Y no sólo para la prensa: también para cualquiera que aspira escalar puestos públicos que con su solo esfuerzo y capacidad jamás lograría. En fin...
Yo no soy colosista; me duele, sí, su muerte como ser humano, pero no me duele más que los cientos de chiapanecos muertos a manos del ejército o los miles de niños que cada año mueren de hambre en nuestro país o las mujeres de Juárez o loas insoportables ejecuciones del narco o las decenas de hombres anónimos que son arrollados en las calles de la patria por autos veloces y por prepotencias de quienes son elegidos precisamente para hacer valer la justicia, los derechos humanos.

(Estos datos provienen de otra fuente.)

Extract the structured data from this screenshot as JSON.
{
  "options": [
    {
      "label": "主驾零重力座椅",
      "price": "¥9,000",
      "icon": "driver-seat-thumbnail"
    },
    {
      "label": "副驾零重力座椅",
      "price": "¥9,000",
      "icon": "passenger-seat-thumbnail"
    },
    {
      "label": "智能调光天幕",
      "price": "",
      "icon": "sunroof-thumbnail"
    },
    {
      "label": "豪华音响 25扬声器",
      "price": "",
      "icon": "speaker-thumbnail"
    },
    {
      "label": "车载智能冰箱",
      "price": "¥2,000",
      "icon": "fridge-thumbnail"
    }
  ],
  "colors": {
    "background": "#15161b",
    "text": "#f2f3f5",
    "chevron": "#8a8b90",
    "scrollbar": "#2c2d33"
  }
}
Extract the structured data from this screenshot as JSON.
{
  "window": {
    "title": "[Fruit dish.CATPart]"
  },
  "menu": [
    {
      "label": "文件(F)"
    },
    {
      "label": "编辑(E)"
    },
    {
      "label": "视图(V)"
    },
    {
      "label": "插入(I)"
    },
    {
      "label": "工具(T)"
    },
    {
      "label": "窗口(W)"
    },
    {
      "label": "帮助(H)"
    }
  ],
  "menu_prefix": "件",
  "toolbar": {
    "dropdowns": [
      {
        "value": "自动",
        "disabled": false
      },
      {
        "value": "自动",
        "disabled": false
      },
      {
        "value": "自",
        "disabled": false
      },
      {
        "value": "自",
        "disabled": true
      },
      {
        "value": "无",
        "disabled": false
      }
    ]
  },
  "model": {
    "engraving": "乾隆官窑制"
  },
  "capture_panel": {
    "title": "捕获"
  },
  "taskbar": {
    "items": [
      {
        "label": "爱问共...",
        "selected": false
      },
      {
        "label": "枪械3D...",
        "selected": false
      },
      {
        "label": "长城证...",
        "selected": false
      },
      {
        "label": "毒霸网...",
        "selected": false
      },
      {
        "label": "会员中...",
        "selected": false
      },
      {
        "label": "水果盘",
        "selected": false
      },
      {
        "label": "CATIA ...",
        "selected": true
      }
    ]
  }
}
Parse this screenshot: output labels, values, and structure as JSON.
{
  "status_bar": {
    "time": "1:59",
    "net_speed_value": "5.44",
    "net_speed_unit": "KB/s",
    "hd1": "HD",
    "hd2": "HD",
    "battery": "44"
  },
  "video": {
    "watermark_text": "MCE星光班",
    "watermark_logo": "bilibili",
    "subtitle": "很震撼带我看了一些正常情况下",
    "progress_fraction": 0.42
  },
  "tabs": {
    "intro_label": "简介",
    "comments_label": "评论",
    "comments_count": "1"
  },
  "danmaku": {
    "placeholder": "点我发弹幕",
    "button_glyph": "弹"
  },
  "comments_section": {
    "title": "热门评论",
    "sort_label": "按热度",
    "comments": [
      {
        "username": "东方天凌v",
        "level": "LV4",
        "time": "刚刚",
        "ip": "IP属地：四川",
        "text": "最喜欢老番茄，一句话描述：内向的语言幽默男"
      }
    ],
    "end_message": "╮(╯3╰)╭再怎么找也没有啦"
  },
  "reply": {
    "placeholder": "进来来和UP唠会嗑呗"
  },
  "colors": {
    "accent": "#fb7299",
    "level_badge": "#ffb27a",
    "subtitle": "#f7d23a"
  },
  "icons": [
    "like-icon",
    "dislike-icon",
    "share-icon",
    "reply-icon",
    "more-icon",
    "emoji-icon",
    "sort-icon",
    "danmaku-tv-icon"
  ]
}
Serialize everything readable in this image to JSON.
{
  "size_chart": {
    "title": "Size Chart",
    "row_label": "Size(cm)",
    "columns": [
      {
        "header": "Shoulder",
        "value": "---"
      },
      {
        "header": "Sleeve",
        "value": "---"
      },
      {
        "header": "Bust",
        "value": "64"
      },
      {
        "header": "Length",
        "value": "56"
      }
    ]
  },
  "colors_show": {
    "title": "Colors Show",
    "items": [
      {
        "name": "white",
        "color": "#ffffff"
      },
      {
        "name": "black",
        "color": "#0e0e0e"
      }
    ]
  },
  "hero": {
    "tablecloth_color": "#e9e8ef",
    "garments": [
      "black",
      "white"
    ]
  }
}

Como presidente, Luis Donaldo estaría a una altura inalcanzable para cualquier mexicano común, pues sus nexos con el partido oficial y sus compromisos con hombres de empresa, particularmente las familias de «millonarios Forbes» que viven en México, poco tiempo le dejaría para atender asuntos de campesinos desposeídos, de indígenas hambrientos, iniciativas personales de artistas sin nombre, de ancianos jubilados con pensiones criminales de ciento cincuenta pesos mensuales, de cuarenta millones de mexicanos sumidos en la miseria...
Como presidente, Luis Donaldo atendería los asuntos de Televisa, que tanto apoyo le brindó a su campaña, incluso cuando sobre la plancha gélida de un hospital de Tijuana yacía sin vida, ensangrentado, inerme como un dios fatigado ante el alud de discursos, monumentos y furia manipulada que los arribistas de siempre le endilgarían como prendedor en la solapa de la historia: «Oh, Luis Donaldo, el héroe de Magdalena...»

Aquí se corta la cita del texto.